In the U.K. the effects of austerity measures are just beginning to be felt, just as the banks are announcing bigger than ever pay awards and annual bonuses. The cuts are being implemented by the Conservative, Liberal Democrat coalition government (The Tories being funded more than 50% by banks) and will affect millions in the form of job-losses, effective pay cuts and welfare benefit reduction. Some of these cut are necessary and even sensible and in our current situation there would be no way to spend our way out of the problem, because the UK would lose it’s AAA rating and our debt would become unaffordable. But allowing the financial services to pay their staff so much more (e.g. 50% or even 100% more since the crisis began in many cases) is completely intolerable, especially when banks are offsetting the pre credit-crunch losses against the recent QE and tax-payer assisted profits to reduce their corporation tax-bill and refusing the pay dividends to their shareholders (many of whom are pensioners) One of the arguments for letting the banks get on with their work unimpeded was that this would generate additional tax revenue and boost the economy, but if they are refusing to pay tax and stealing from pensioners, I don’t see how that will work. The constant threat that the bankers will leave London if taxation is increased hangs over the heads of the government, because other industries (such as my own) have not been nurtured and have mostly been allowed to migrate to India, China and Taiwan etc. leaving the UK dependent on a small number of massively overpaid people in The City.
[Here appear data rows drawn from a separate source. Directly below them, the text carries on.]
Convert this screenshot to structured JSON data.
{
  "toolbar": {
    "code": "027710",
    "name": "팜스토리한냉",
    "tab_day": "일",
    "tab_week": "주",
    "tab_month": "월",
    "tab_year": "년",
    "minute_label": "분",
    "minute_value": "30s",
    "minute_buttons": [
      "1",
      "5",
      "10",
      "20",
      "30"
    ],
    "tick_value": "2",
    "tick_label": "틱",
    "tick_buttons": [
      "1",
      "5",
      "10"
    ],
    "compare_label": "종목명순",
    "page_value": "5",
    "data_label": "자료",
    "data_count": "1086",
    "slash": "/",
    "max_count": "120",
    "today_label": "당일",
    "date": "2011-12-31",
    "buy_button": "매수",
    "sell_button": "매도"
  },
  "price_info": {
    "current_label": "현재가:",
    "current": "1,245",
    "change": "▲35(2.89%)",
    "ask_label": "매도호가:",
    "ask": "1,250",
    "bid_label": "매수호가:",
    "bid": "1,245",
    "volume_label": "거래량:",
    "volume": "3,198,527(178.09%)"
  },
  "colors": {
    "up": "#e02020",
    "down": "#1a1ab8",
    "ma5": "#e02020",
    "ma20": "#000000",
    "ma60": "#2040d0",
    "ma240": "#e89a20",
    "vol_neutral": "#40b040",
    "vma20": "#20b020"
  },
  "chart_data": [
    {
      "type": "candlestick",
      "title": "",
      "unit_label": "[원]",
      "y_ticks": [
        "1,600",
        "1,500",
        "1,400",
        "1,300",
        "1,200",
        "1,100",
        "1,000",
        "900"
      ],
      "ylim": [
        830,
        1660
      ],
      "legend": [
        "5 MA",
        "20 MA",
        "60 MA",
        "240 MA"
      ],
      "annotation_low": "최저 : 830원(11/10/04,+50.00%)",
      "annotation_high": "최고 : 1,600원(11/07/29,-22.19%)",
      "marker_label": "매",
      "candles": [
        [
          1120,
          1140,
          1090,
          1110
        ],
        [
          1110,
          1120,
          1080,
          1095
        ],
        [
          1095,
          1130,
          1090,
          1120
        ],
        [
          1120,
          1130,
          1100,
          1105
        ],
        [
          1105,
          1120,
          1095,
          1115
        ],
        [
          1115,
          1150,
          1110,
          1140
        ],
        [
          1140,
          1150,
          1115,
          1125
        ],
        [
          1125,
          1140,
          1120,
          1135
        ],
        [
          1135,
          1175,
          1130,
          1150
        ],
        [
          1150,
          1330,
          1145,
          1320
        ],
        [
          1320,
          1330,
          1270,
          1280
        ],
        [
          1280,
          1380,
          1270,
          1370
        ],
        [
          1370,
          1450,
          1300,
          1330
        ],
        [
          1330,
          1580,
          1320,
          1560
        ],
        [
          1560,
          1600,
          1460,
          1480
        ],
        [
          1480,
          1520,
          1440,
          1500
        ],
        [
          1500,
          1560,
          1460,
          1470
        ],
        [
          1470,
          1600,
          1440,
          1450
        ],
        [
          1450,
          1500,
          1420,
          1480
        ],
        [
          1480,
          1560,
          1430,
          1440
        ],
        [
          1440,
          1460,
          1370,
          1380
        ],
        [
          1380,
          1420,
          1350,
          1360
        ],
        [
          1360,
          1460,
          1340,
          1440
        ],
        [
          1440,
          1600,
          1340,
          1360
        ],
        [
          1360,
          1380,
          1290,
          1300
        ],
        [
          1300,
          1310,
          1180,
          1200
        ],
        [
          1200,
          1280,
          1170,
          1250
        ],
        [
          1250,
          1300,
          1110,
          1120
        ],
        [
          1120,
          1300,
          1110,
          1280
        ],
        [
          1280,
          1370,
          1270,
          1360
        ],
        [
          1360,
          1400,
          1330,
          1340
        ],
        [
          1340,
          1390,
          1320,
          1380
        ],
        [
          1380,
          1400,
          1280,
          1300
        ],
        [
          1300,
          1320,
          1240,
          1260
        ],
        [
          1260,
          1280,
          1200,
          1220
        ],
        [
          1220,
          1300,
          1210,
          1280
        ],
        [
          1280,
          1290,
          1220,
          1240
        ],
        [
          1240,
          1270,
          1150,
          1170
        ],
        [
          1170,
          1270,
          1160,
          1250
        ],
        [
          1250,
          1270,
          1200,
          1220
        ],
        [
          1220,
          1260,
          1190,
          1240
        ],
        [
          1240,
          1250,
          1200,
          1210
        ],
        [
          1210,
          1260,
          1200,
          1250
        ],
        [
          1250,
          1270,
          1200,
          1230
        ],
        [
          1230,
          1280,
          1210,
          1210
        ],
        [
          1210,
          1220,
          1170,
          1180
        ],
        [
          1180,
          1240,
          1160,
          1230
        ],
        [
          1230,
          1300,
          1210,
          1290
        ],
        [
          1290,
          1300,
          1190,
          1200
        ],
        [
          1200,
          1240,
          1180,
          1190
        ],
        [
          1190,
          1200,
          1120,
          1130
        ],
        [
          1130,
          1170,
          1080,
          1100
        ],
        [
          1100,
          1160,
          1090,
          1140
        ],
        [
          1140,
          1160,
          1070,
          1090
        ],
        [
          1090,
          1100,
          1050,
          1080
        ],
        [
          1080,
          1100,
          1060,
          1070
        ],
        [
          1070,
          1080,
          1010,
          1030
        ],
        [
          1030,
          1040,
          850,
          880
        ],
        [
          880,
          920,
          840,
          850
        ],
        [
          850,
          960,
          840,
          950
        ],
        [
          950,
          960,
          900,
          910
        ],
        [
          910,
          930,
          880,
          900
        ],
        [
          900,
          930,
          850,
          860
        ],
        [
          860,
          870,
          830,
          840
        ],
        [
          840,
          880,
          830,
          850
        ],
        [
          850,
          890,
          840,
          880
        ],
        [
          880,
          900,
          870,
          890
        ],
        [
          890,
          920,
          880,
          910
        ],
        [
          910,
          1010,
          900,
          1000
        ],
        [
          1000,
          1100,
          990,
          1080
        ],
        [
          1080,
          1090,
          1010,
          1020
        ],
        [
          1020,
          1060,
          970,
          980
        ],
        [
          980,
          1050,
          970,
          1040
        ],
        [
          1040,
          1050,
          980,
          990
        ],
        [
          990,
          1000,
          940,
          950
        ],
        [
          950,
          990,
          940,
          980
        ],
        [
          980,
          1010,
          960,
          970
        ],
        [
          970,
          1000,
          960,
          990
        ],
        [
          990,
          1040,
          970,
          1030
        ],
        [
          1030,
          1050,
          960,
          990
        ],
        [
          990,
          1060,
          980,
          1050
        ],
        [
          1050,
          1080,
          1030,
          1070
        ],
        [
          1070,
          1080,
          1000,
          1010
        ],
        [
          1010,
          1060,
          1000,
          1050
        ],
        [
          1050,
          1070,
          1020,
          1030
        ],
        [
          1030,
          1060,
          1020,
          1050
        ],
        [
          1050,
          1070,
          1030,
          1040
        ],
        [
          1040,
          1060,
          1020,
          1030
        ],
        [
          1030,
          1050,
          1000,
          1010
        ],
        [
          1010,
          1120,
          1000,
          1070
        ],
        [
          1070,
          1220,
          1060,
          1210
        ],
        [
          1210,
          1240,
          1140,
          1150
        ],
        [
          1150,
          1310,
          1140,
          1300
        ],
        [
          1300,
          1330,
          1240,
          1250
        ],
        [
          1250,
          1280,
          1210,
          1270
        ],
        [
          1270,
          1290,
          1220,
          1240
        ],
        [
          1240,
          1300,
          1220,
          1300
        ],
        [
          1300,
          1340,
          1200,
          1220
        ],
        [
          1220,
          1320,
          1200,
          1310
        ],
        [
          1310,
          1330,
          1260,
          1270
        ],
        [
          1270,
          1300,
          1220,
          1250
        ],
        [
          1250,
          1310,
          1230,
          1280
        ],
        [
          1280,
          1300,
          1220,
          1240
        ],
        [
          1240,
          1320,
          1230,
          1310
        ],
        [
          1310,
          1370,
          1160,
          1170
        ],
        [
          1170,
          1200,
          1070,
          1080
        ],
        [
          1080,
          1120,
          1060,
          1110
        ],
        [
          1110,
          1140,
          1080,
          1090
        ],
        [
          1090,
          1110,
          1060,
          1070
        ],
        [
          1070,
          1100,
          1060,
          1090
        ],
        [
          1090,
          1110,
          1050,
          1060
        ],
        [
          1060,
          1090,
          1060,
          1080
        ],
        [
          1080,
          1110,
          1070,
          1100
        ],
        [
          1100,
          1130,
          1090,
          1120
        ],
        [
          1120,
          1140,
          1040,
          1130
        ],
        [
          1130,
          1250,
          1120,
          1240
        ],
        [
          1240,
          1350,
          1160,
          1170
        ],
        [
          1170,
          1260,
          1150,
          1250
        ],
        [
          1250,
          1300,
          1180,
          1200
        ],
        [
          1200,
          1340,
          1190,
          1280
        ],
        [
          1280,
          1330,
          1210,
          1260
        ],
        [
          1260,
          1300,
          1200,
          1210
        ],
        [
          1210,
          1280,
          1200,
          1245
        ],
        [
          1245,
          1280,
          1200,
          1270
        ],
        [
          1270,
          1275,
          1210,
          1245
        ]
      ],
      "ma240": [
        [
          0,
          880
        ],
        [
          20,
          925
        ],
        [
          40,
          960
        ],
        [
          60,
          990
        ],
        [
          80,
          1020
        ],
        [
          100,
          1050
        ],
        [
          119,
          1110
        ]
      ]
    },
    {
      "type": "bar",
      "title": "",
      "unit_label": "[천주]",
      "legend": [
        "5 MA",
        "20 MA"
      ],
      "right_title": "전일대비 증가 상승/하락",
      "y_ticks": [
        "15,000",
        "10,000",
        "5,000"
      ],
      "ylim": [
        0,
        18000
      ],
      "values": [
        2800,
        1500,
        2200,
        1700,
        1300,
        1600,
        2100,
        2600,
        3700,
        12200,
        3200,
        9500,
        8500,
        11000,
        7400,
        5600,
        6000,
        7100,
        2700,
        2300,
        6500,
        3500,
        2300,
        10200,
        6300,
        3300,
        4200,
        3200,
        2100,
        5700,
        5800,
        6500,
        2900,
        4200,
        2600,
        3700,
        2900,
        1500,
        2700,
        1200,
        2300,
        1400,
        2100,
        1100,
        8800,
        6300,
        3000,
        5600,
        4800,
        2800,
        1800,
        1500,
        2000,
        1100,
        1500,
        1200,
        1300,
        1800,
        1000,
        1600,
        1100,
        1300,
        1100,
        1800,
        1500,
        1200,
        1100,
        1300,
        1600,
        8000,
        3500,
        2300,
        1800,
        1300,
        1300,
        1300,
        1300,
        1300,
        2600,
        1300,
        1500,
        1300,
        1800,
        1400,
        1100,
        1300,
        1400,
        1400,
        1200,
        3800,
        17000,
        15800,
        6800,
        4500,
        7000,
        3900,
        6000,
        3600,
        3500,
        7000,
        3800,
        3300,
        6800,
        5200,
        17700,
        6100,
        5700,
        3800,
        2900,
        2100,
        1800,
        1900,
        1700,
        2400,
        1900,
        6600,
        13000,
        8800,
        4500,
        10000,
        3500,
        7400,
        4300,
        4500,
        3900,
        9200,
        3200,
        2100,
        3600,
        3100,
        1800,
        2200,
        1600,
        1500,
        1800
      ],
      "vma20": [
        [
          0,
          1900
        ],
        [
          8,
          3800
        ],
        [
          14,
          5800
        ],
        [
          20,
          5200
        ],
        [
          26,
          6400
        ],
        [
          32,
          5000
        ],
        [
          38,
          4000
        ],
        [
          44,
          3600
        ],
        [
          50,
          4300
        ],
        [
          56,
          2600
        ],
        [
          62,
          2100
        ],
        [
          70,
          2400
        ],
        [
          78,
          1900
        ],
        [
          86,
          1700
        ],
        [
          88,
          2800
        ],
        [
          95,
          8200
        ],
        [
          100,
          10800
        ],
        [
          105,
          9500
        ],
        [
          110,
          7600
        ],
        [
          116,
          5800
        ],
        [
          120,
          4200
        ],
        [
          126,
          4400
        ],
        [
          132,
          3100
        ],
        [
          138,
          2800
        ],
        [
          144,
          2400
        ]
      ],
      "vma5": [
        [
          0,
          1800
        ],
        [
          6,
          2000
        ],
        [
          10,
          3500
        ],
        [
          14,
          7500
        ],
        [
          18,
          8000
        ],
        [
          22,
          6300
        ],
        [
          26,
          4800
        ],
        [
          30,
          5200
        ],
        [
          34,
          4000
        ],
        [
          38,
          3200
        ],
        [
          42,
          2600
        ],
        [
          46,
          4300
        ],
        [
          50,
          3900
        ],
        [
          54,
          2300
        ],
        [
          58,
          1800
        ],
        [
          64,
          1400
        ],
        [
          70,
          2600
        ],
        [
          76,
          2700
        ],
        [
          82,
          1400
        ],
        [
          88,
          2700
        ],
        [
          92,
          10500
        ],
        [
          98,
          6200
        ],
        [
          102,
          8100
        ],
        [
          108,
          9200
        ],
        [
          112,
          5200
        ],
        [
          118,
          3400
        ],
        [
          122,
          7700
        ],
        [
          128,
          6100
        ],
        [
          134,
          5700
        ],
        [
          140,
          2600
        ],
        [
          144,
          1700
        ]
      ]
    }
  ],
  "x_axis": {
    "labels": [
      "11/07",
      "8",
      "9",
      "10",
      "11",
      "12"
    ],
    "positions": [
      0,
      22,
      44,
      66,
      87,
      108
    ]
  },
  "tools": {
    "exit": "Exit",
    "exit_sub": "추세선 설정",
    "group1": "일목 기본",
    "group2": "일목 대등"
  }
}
Useful Members of Society:
“We’re All In It Together” (Unless you work for a bank)
It was bad enough when the people who changed the way we live by designing and developing fast broadband, mobile internet, smartphones, big screen TVs and made it all affordable, were earning less than the people who charged excessive fees to manage your money (and still under-perform the market) but now, after the Credit Crunch, even the “back office” staff, who do the bankers’ admin can earn more. Many of my ex-colleagues have moved abroad or are contemplating IT jobs in The City because they will earn far more. Many scientists, engineers and generally clever people I know in the U.K. are losing their jobs, having their funding cut or just not getting pay rises, as are nurses, teachers, police, soldiers and lots of other useful members of society. This really is a tale of two industries: Financial services and everyone else.